Local execution#
Dask offers several scheduler options that allow workflow execution without requiring external services. These include:
Sequential: Tasks are executed one after another, in a single thread.
Multi-threading: Tasks are executed concurrently in multiple threads within the same process.
Multi-processing: Tasks are executed concurrently in separate subprocesses of the current process.
Local Cluster: Tasks are executed by a Dask cluster started in the current process.
Slurm Cluster: Tasks are executed by a SLurm cluster started in the current process.
Example Workflow#
In the following example, we define a workflow with two independent nodes. Since the nodes are not connected, they can execute in parallel:
from ewoksdask import execute_graph
example_workflow = {
"graph": {"id": "test"},
"nodes": [
{
"id": "node1",
"task_type": "method",
"task_identifier": "time.sleep",
"default_inputs": [{"name": 0, "value": 10}],
},
{
"id": "node2",
"task_type": "method",
"task_identifier": "time.sleep",
"default_inputs": [{"name": 0, "value": 10}],
}
]
}
result = execute_graph(example_workflow, scheduler=..., scheduler_options=...)
You can choose different schedulers depending on your requirements:
Sequential#
Tasks are run one after another in a single thread.

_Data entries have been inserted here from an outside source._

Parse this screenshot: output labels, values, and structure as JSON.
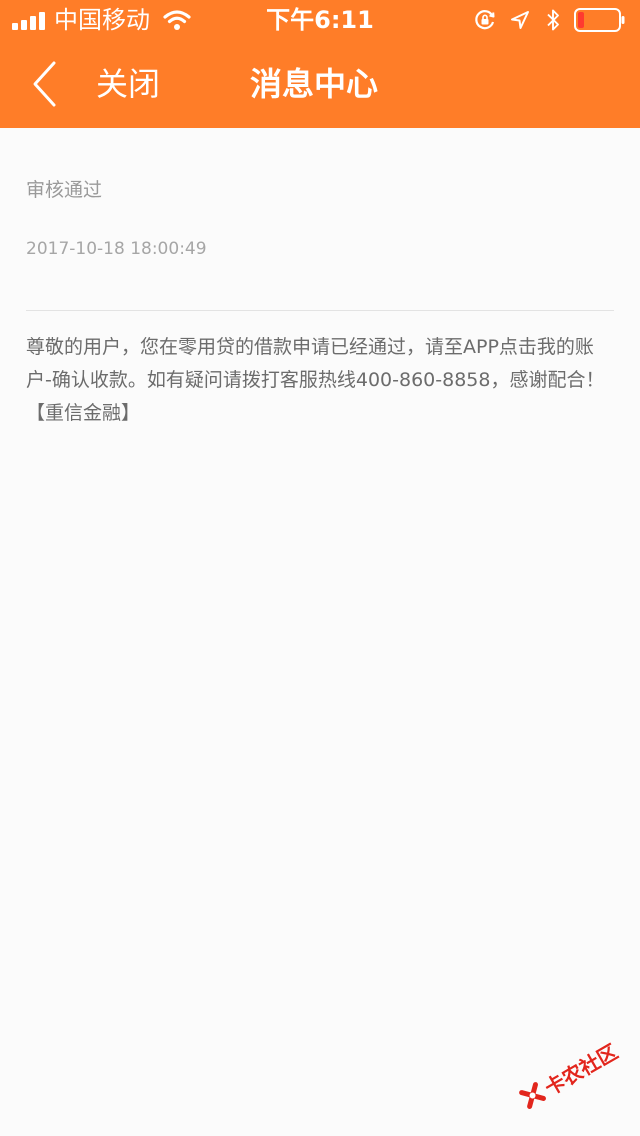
{
  "status_bar": {
    "carrier": "中国移动",
    "time": "下午6:11",
    "icons": [
      "signal-icon",
      "wifi-icon",
      "orientation-lock-icon",
      "location-icon",
      "bluetooth-icon",
      "battery-icon"
    ],
    "battery_level": 0.12
  },
  "nav": {
    "back_icon": "chevron-left-icon",
    "close_label": "关闭",
    "title": "消息中心"
  },
  "message": {
    "title": "审核通过",
    "timestamp": "2017-10-18 18:00:49",
    "body": "尊敬的用户，您在零用贷的借款申请已经通过，请至APP点击我的账户-确认收款。如有疑问请拨打客服热线400-860-8858，感谢配合！【重信金融】"
  },
  "watermark": {
    "text": "卡农社区"
  },
  "colors": {
    "header": "#ff7d28",
    "header_text": "#ffffff",
    "background": "#fbfbfb",
    "muted_text": "#9a9a9a",
    "body_text": "#6c6c6c",
    "battery_low": "#ff3b30",
    "watermark": "#e2261d"
  }
}
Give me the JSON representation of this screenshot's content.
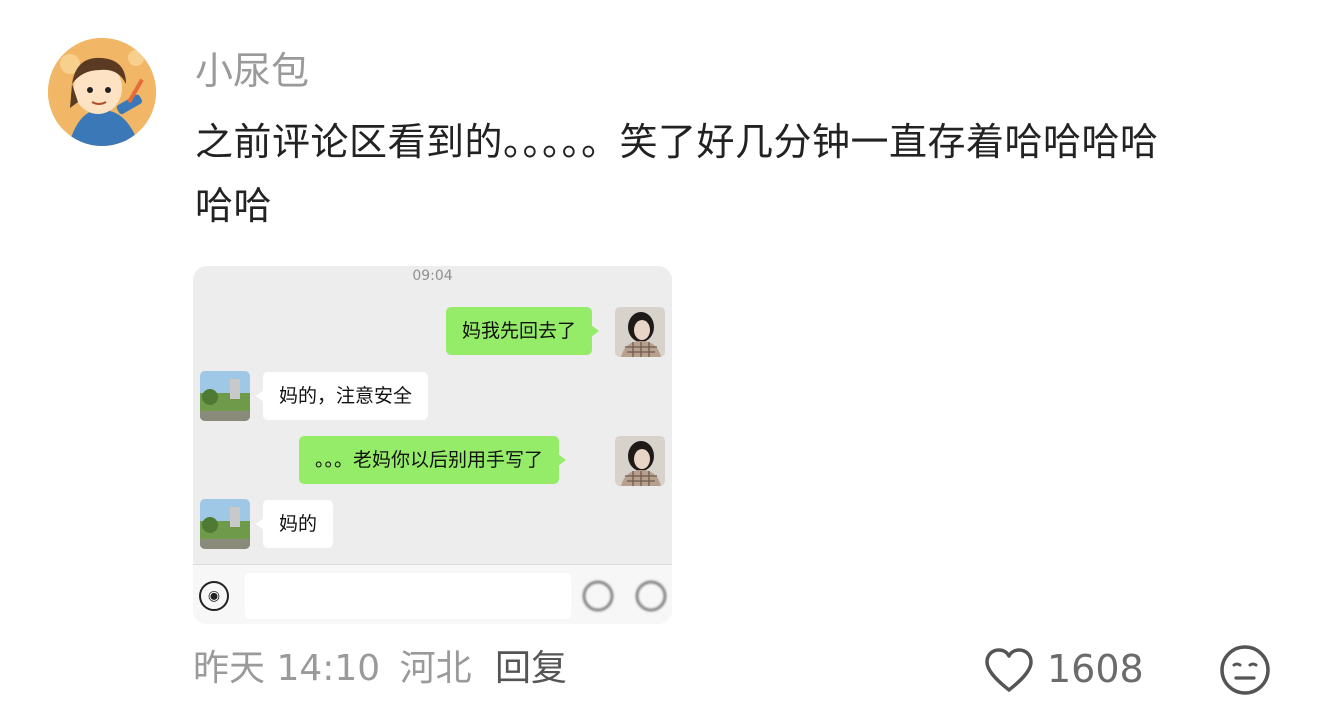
{
  "comment": {
    "username": "小尿包",
    "text_line1": "之前评论区看到的。。。。。笑了好几分钟一直存着哈哈哈哈",
    "text_line2": "哈哈",
    "time": "昨天 14:10",
    "location": "河北",
    "reply_label": "回复",
    "likes": "1608"
  },
  "chat_screenshot": {
    "time": "09:04",
    "messages": [
      {
        "side": "out",
        "text": "妈我先回去了"
      },
      {
        "side": "in",
        "text": "妈的，注意安全"
      },
      {
        "side": "out",
        "text": "。。。老妈你以后别用手写了"
      },
      {
        "side": "in",
        "text": "妈的"
      }
    ]
  },
  "icons": {
    "like": "heart-outline-icon",
    "emoji": "neutral-face-icon",
    "voice": "voice-icon"
  },
  "colors": {
    "out_bubble": "#95ec69",
    "chat_bg": "#ededed",
    "meta_text": "#9a9a9a"
  }
}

result = execute_graph(example_workflow, scheduler=None)
Multi-Threading#
Runs tasks in parallel using multiple threads. This example completes in ~10 seconds using two threads:
result = execute_graph(
workflow, scheduler="multithreading", scheduler_options={"num_workers": 2}
)
Multi-Processing#
Runs tasks in parallel using multiple subprocesses. This example also completes in ~10 seconds using two processes:
if __name__ == "__main__":
result = execute_graph(
workflow,
scheduler="multiprocessing",
scheduler_options={"num_workers": 2, "context": "spawn"},
)
Note
The if __name__ == “__main__”: guard is required when using the spawn context.
By default:
On Linux, the default context is fork.
On Windows/macOS, the default context is spawn.
See the Python multiprocessing docs for details on contexts.
Local cluster#
Creates a temporary local Dask cluster with the specified number of workers for the duration of the workflow execution. This example completes in ~10 seconds using two workers:
result = execute_graph(
workflow, scheduler="cluster", scheduler_options={"n_workers": 2}
)
Additional cluster configuration options are available in the Dask distributed.Client documentation.

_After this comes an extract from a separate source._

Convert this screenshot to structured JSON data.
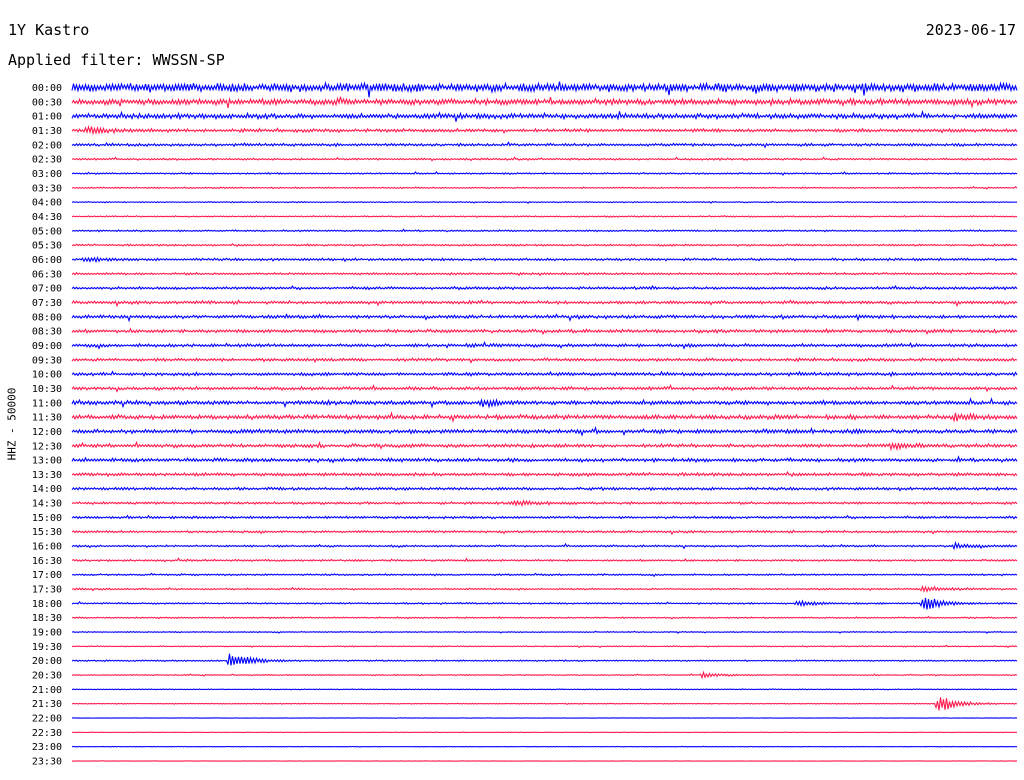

In case the same cluster should be used by multiple workflows (provides a status dashboard as well)
from ewoksdask.schedulers import local_scheduler
cluster = local_scheduler(n_workers=2)
result = execute_graph(
workflow, inputs=inputs, scheduler=cluster.scheduler_address
)
Slurm cluster#
A Slurm cluster with status dashboard can be instantiated in the same process that executes workflows
from ewoksdask.schedulers import slurm_scheduler
cluster = slurm_scheduler(
queue="gpu",
walltime="00:20:00",
memory="256GB",
cores=16,
job_extra_directives=["--gres=gpu:1"]
)
result = execute_graph(
workflow, inputs=inputs, scheduler=cluster.scheduler_address
)
Refer to the Dask JobQueue SlurmCluster documentation for more scheduler configuration options.